Foreign Direct Investment in Real Estate in India – An Introduction

Introduction:

The size of the real estate industry in India is estimated to be around US$ 12 billion. As per studies, this figure is growing at a pace of 30% for the last few years. Majority of the real estate developed in India (almost 80%) is residential space and the rest comprise office, shopping malls, hotels and hospitals. This incredible growth is mainly attributed to the off-shoring business, including high-end technology consulting, call centres and software programming houses. Evidently, this is the ideal time to invest in the country, even as the policy makers have begun to emphasize on developing adequate infrastructure for the country.

After agriculture, the real estate sector is the second largest employment generator in India. The persistent demand from the Information Technology (IT) sector has also impacted the urban landscape in India. As per estimates, there is demand for 66 million square feet of IT space over the next five years. Several multinational companies continue to move their operations to India to make the most of lower costs of skilled manpower and logistics. Human resources being the key element in the IT industry, the hiring and housing of people, both at their work place and home, has assumed great significance. As such, there is a persistent need to create space for people to work and live, which in turn sets off the growth of other allied infrastructure.

Though the real estate sector in India is asserted to be the most promising sector today, it is still hugely plagued by market uncertainties and traditional inhibitions. The real estate market in India mostly continues to remain unorganized, fairly fragmented, mostly characterized by small players with local presence.

Foreign Direct Investment (FDI) in Real Estate

The decision to liberalise the FDI norms in the construction sector is perhaps the most significant economic policy decision taken by the Government of India. Until now, only Non-Resident Indians (NRIs) and Persons of Indian Origin (PIOs) were permitted to invest in the housing and the real estate sectors. Foreign investors, other than NRIs, were allowed to invest only in development of integrated townships and settlements, either through a wholly owned subsidiary or through a joint venture company in India, along with a local partner. However, the guidelines prescribed via Press Note 2 (2005) series, issued by Ministry of Commerce & Industry, have further opened out FDI in townships, housing, built-up infrastructure and construction-development projects. Major corporations are taking initiative and are wooing international players soliciting investments for major projects.
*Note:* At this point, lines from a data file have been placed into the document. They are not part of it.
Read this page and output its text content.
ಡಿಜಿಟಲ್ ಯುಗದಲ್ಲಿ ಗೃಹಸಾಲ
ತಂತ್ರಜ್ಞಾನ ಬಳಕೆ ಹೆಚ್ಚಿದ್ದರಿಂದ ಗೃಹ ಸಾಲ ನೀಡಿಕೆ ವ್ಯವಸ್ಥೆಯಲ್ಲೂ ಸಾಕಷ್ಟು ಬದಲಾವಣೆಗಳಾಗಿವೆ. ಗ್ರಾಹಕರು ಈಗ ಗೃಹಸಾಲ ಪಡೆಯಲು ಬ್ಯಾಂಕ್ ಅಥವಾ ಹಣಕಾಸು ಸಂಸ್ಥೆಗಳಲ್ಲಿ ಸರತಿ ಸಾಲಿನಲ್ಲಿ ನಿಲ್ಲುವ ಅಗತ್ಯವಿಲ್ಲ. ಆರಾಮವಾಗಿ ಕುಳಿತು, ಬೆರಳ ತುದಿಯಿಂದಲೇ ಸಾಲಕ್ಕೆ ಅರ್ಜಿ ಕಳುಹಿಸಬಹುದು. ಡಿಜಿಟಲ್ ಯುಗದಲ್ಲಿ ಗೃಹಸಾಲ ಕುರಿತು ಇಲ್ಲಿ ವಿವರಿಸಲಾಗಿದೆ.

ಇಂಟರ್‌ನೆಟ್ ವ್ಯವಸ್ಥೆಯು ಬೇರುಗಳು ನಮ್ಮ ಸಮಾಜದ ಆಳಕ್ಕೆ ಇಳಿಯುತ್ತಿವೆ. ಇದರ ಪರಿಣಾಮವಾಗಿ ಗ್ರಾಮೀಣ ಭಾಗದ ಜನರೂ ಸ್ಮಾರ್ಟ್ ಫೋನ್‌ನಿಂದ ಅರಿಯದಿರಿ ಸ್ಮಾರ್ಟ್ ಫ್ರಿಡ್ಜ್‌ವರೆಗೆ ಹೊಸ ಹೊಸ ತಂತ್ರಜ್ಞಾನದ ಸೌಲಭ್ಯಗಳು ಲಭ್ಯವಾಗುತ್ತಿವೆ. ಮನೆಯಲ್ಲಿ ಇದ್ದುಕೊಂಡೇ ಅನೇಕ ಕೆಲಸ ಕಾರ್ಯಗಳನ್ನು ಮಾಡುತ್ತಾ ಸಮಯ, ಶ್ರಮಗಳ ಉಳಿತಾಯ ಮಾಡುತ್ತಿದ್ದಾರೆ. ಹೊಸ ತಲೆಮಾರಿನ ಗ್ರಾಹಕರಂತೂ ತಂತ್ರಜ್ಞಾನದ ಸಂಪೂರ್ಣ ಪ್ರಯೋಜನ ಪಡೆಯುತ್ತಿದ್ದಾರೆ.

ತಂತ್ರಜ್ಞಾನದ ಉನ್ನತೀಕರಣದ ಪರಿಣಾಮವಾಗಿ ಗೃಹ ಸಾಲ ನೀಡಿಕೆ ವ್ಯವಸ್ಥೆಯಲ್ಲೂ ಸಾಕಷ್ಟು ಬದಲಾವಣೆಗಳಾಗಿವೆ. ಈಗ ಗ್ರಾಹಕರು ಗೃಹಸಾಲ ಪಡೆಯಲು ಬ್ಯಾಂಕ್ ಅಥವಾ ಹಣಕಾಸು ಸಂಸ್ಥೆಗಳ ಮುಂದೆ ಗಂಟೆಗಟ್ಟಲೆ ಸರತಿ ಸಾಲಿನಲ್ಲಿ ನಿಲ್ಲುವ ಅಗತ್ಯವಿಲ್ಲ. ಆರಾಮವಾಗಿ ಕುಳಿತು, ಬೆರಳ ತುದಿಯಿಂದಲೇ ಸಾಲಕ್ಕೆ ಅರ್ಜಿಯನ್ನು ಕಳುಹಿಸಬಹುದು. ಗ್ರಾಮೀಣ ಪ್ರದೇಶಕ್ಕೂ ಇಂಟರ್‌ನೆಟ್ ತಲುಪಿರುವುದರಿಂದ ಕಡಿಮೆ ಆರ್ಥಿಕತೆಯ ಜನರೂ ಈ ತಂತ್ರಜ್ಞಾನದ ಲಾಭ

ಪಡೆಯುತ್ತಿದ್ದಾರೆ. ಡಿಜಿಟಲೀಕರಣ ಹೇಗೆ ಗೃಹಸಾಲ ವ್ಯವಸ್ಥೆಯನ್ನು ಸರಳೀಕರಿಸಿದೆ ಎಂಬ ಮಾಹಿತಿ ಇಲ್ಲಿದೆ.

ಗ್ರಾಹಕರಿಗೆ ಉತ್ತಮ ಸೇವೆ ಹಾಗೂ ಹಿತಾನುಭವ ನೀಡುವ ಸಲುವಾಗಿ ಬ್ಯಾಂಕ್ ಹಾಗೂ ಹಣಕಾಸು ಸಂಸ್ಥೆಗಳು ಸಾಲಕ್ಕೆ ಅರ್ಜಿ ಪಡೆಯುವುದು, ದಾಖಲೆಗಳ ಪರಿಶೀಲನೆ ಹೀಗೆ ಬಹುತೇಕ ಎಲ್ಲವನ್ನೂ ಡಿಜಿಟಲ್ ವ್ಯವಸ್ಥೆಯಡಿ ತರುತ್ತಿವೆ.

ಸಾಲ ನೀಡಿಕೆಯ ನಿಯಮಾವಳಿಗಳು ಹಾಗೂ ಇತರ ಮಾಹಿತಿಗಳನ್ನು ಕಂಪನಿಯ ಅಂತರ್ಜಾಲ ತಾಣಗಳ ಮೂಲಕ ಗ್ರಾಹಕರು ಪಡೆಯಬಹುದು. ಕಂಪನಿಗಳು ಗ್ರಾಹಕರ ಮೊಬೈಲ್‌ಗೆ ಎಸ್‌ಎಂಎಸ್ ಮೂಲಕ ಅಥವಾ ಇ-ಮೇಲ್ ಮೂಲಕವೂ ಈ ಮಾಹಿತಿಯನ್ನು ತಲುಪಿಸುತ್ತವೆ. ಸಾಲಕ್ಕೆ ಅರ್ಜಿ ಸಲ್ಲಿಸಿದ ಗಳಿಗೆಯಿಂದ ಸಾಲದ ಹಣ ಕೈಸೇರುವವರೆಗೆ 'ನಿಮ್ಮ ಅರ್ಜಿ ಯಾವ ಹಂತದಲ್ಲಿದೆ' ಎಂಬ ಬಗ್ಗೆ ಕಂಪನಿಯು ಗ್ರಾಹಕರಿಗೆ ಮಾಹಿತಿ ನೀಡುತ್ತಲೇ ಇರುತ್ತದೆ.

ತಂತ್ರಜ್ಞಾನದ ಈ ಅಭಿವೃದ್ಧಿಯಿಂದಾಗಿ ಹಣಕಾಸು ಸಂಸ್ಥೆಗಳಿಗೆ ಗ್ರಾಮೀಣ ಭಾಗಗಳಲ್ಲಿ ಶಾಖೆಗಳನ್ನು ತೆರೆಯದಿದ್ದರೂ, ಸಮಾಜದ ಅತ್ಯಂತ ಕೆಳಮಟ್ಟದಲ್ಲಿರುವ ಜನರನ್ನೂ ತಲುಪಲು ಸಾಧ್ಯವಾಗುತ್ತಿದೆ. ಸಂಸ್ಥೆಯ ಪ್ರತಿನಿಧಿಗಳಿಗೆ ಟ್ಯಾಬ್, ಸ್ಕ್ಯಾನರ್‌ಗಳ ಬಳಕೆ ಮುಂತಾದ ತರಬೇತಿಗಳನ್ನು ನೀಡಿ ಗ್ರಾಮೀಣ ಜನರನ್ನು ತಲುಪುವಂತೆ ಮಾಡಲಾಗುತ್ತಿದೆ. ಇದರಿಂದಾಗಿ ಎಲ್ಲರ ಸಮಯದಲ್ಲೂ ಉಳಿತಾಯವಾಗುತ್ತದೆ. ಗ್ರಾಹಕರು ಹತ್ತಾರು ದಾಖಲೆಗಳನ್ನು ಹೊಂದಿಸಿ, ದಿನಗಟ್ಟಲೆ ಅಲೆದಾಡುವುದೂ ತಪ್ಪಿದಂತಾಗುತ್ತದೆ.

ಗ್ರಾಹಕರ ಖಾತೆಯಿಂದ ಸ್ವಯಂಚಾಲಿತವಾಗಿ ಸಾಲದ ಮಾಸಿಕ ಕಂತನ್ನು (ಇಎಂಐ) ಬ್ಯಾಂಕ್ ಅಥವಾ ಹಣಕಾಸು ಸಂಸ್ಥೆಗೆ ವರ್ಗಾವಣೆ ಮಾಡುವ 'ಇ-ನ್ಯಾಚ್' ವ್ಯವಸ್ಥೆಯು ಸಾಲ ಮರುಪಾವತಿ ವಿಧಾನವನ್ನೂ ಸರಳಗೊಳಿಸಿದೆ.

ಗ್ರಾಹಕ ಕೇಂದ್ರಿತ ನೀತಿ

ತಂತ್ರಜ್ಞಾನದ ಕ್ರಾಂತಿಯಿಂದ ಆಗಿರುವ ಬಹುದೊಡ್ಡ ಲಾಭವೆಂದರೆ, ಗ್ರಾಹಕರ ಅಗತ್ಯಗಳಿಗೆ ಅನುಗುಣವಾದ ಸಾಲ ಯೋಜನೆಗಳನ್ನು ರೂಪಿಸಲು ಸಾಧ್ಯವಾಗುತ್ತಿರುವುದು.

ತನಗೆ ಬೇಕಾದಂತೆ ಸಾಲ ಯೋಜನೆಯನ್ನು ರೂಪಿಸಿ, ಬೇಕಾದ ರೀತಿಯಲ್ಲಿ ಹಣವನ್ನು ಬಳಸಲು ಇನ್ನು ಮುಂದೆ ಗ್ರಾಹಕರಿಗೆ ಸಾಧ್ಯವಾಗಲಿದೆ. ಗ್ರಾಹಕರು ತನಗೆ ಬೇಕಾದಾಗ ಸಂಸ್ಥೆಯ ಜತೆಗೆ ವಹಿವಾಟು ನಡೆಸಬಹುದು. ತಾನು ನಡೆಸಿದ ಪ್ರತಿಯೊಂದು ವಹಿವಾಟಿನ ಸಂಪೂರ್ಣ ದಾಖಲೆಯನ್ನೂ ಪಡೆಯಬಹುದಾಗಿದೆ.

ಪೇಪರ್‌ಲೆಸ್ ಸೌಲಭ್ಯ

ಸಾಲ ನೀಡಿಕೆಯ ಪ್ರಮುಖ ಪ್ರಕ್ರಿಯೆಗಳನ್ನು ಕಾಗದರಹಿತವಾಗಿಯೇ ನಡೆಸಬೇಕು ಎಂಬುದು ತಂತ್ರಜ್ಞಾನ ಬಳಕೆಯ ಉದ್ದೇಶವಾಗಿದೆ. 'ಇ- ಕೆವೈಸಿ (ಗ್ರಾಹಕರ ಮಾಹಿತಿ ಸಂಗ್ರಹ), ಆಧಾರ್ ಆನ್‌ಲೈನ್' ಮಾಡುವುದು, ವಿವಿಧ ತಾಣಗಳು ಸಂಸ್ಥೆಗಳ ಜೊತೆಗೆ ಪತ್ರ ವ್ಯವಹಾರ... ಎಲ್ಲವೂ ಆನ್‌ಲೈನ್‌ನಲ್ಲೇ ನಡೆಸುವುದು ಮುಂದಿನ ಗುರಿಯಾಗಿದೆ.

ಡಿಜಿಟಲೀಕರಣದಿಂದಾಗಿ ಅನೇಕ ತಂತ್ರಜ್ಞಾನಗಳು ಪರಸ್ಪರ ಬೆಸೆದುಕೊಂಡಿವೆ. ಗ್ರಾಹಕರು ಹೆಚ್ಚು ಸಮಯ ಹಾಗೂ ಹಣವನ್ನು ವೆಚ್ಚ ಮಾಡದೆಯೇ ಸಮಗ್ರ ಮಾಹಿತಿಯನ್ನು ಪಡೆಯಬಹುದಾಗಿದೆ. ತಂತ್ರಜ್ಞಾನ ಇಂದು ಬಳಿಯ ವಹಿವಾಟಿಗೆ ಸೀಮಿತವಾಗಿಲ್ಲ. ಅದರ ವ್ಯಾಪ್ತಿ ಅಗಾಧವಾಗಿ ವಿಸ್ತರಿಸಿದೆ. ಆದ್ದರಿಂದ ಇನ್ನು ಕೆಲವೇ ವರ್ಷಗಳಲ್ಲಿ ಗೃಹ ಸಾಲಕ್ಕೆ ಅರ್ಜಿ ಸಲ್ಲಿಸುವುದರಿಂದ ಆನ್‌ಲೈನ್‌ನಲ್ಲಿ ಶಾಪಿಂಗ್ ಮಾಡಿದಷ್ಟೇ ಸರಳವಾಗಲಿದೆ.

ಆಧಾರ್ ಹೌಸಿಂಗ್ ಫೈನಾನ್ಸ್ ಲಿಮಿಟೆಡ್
FDI in Real Estate: Basic Guidelines

The Department of Industrial Policy and Promotion (DIPP), vide Press Note No. 2 (2005), has permitted FDI up to 100% under automatic route in townships, housing, built-up infrastructure and construction development projects (which would include, but not be restricted to, housing, commercial premises, hotels, resorts, hospitals, educational institutions, recreational facilities, city and regional level infrastructure facilities, such as roads and bridges, transit systems etc.), subject to the following guidelines:

1. The minimum area to be developed under each project would be as follows:

a) In case of development of serviced housing plots, a minimum land area of 10 hectares.

b) In case of construction development projects, a minimum built-up area of 50,000 sq.mts.
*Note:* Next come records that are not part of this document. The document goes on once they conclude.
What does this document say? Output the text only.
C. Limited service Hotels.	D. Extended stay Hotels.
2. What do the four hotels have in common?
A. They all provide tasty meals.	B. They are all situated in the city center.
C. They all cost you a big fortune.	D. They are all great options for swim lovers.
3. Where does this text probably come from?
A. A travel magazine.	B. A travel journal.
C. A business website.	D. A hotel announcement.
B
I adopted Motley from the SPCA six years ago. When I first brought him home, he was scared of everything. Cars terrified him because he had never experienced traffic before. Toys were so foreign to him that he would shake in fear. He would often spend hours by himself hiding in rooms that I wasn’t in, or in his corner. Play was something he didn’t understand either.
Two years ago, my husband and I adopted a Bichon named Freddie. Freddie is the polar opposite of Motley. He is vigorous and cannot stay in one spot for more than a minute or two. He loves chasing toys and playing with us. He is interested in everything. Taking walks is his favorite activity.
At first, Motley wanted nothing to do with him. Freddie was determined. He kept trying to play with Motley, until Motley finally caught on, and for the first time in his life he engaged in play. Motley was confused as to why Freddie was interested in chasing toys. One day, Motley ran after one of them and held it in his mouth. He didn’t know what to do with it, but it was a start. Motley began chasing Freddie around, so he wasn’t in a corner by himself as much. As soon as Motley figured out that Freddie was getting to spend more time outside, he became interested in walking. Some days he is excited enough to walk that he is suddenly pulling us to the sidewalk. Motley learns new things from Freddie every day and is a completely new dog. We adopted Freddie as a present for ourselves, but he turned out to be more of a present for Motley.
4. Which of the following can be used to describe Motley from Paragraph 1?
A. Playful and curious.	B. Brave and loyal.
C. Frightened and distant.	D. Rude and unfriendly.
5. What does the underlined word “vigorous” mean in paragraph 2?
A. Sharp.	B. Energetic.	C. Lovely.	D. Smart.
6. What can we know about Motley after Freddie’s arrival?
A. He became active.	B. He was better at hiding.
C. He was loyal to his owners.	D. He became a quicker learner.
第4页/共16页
c) In case of a combination of the above two projects, any one of the above two conditions would suffice.

2. The minimum capitalization norm shall be US$ 10 million for a wholly owned subsidiary and US$ 5 million for joint ventures with Indian partner/s. The funds would have to be brought in within six months of commencement of business of the company.

3. Original investment cannot be repatriated before a period of three years from completion of minimum capitalization. However, the investor may be permitted to exit earlier with prior approval of the Government through the Foreign Investment Promotion Board (FIPB).
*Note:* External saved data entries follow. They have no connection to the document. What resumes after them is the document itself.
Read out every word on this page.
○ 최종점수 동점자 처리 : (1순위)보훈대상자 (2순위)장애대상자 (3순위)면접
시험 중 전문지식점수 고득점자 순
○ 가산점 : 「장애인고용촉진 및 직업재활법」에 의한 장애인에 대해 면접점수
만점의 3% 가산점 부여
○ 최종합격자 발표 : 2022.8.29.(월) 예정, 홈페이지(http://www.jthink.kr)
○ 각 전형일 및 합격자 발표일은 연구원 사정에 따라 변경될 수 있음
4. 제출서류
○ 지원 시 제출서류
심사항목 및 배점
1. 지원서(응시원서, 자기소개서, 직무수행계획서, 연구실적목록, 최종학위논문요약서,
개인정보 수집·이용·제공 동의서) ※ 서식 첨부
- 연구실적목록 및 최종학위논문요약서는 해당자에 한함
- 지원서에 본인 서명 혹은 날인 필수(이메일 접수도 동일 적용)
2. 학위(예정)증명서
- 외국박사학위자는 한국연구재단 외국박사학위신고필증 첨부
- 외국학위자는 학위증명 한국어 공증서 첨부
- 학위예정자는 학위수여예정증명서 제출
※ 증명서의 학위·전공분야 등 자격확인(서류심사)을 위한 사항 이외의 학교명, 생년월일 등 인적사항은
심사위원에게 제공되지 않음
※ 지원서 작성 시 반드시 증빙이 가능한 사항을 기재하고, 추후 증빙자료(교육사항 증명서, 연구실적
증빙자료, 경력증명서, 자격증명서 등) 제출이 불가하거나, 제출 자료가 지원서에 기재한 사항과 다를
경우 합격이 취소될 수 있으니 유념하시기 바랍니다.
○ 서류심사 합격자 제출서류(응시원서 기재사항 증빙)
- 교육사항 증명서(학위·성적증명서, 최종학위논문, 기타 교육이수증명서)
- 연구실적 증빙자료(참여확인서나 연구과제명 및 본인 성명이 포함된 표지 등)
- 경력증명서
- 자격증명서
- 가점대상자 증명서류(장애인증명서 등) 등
4. Development of at least 50% of the integrated project has to be completed within a period of five years from the date of obtaining all statutory clearances. The investor would not be permitted to sell underdeveloped plots (underdeveloped connotes, where roads, water supply, street lighting, drainage, sewerage and other conveniences as applicable under prescribed regulations, have not been made available). The investor must provide this infrastructure and obtain the completion certificate from the concerned local body/service agency before being allowed to dispose of the serviced housing plots.

5. The project shall conform to the norms and standards, including land use requirements and provision of community amenities and common facilities as laid down in the applicable building control regulations, by-laws, rules and other regulations of the State Government / Municipal / Local Body concerned.

6. The investor shall be responsible for obtaining all necessary approvals, including those of the building / layout plans, developing internal and peripheral areas and other infrastructure facilities, payment of development, external development and other charges and complying with all other requirements, as prescribed under applicable rules/bye-laws/regulations of the State Government / Municipal Body / Local Body concerned.

7. The State Government / Municipal / Local Body concerned, which approves the building / development plans, will monitor the developer’s compliance to the above conditions.